Adventures Abroad

When in Rome: When Rome Becomes Home

WheninRome

It is amazing how quickly a place can become a home.

I am currently in my fourth week at the John Felice Rome Center (JFRC) and this small campus — which feels more like a boarding school — has suddenly, and unconsciously, become my new home. This was felt most strongly this weekend when I ventured out on my first weekend trip that wasn’t sponsored by Loyola to the Amalfi Coast in southern Italy.

This trip was thoroughly planned through a student travel service called Bus2Alps, which took care of transportation and accommodation. But it still felt a tad scary to not have the safety net of Loyola-planned reliability — and the Loyola subsidized five-course meals. These Bus2Alps people didn’t care if I got into trouble. They had us bring our passports so they could transfer the responsibility of a delinquent college student straight to the U.S. Embassy.

I didn’t realize until I was on the massive bus (too massive for some bridges apparently, but that’s another story) with only three friends and 50 strangers that I was embarking on an adventure in a foreign country for the first time without a parent figure watching over me, even if that “parent” was a 23-year-old Student Life Assistant (SLA) from the JFRC.

As we traversed along the breathtaking mountains of Amalfi and the black sand beaches in Sorrento and Positano, my fellow travelers and I had to rely on our own intuition and judgment.
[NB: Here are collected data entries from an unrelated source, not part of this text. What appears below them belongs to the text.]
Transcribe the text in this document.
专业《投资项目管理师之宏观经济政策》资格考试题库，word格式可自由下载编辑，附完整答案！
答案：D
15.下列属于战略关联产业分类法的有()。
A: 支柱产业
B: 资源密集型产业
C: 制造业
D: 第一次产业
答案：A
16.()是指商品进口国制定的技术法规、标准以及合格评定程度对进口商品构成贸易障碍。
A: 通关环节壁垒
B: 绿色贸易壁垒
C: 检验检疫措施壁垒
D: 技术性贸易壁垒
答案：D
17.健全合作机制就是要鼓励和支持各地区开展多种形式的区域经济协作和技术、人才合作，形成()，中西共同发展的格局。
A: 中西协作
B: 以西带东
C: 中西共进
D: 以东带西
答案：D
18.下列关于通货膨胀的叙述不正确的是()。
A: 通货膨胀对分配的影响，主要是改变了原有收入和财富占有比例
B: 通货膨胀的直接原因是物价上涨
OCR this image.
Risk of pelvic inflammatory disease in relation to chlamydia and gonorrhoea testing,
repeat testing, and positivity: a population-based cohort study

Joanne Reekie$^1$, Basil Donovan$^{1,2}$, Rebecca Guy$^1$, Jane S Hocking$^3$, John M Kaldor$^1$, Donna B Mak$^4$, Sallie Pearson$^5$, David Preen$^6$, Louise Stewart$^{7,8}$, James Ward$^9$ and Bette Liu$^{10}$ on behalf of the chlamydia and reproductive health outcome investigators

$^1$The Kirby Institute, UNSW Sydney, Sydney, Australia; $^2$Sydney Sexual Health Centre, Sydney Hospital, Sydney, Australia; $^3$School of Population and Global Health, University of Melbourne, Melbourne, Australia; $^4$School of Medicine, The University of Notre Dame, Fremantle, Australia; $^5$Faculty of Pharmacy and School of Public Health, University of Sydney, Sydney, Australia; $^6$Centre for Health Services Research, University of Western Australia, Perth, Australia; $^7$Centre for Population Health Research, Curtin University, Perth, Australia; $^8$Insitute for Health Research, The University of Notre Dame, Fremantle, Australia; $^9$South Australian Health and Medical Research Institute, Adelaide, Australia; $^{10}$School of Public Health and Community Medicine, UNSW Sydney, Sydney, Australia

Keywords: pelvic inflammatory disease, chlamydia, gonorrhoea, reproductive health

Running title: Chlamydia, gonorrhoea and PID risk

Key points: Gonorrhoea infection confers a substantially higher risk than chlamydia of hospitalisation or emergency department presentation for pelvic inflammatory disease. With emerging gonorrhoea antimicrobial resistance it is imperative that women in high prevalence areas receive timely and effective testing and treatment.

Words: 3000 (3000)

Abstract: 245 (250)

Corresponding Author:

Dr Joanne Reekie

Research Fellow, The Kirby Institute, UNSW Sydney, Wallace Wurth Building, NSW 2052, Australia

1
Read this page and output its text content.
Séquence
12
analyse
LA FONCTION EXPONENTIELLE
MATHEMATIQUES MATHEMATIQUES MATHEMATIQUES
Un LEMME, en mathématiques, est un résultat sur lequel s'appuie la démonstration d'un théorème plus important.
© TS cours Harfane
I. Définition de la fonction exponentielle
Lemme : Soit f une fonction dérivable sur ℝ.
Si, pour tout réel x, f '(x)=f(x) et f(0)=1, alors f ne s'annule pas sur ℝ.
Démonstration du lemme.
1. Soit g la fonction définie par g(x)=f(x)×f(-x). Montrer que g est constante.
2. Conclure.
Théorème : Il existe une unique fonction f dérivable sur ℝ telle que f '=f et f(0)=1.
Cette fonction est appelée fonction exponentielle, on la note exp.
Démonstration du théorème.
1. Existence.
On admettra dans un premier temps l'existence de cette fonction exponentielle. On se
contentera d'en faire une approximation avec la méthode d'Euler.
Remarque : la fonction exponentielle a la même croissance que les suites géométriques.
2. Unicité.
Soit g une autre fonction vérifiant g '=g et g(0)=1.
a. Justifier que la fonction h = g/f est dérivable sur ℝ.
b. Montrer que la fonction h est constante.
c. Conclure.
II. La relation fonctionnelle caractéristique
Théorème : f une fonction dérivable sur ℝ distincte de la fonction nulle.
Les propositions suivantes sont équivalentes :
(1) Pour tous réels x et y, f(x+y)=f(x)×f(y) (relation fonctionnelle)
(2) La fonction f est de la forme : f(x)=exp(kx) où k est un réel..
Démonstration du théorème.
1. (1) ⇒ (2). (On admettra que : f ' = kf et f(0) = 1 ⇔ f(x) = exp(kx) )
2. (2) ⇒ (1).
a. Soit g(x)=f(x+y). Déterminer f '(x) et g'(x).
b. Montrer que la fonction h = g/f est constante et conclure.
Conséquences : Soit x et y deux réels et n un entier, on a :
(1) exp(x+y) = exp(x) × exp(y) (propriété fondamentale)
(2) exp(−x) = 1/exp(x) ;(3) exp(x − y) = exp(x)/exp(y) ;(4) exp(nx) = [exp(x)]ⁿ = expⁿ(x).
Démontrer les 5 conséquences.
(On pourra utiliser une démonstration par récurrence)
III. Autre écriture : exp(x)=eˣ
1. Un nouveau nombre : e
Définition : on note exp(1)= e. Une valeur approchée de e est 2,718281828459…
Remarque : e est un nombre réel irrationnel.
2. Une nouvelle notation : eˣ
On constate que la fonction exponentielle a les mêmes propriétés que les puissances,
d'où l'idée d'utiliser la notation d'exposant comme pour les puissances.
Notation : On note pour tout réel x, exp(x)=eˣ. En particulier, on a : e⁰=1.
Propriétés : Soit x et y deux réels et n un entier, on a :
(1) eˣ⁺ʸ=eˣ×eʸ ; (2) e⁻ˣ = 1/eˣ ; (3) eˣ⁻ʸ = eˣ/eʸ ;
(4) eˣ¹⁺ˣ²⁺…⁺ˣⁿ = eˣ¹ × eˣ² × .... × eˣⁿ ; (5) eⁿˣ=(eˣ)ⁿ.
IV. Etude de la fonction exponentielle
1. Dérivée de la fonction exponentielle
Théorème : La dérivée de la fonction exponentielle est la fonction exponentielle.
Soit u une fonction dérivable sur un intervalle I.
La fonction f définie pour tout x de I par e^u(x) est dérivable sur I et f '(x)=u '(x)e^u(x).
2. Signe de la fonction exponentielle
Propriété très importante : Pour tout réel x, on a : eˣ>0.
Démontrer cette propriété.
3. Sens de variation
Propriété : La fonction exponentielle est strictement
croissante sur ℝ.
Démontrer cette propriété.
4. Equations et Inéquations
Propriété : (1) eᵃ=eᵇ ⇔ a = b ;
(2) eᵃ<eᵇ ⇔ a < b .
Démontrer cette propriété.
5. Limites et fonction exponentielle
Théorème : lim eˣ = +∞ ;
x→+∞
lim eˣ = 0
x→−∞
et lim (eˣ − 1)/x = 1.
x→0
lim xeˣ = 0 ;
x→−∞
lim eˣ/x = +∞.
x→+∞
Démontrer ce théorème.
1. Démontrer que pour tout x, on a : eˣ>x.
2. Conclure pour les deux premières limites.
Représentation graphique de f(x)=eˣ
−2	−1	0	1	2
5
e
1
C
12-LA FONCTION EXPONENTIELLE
Even after realizing we weren’t as adult as we had originally thought, it was still an amazing weekend.

Going into the trip, I thought I would just see the sights and enjoy the beach, but a majority of my thoughts weren’t related at all to the amazing beauty of Amalfi. I came out realizing how much I had missed my tiny community back at the JFRC.

Freshmen back in Chicago can probably relate to this, and my fellow upperclassmen probably remember how quickly Loyola became home, even if you lived in the “worst” dorm (shoutout to Campion). Now imagine this happening on a much smaller scale. At the JFRC we currently have about 250 residents, and by this point we all know at least the face of everyone who lives, works or teaches here — if not their room number.

Everyone always told me how close you become with your fellow students in Rome and how the small campus produces a family unit, but I never could have imagined how quickly that happens.  Walking back into the JFRC dining hall at the end of my trip, fresh out of a taxi, I was welcomed by the majority of my classmates and the SLAs with inquiries about my trip. I was finally back home.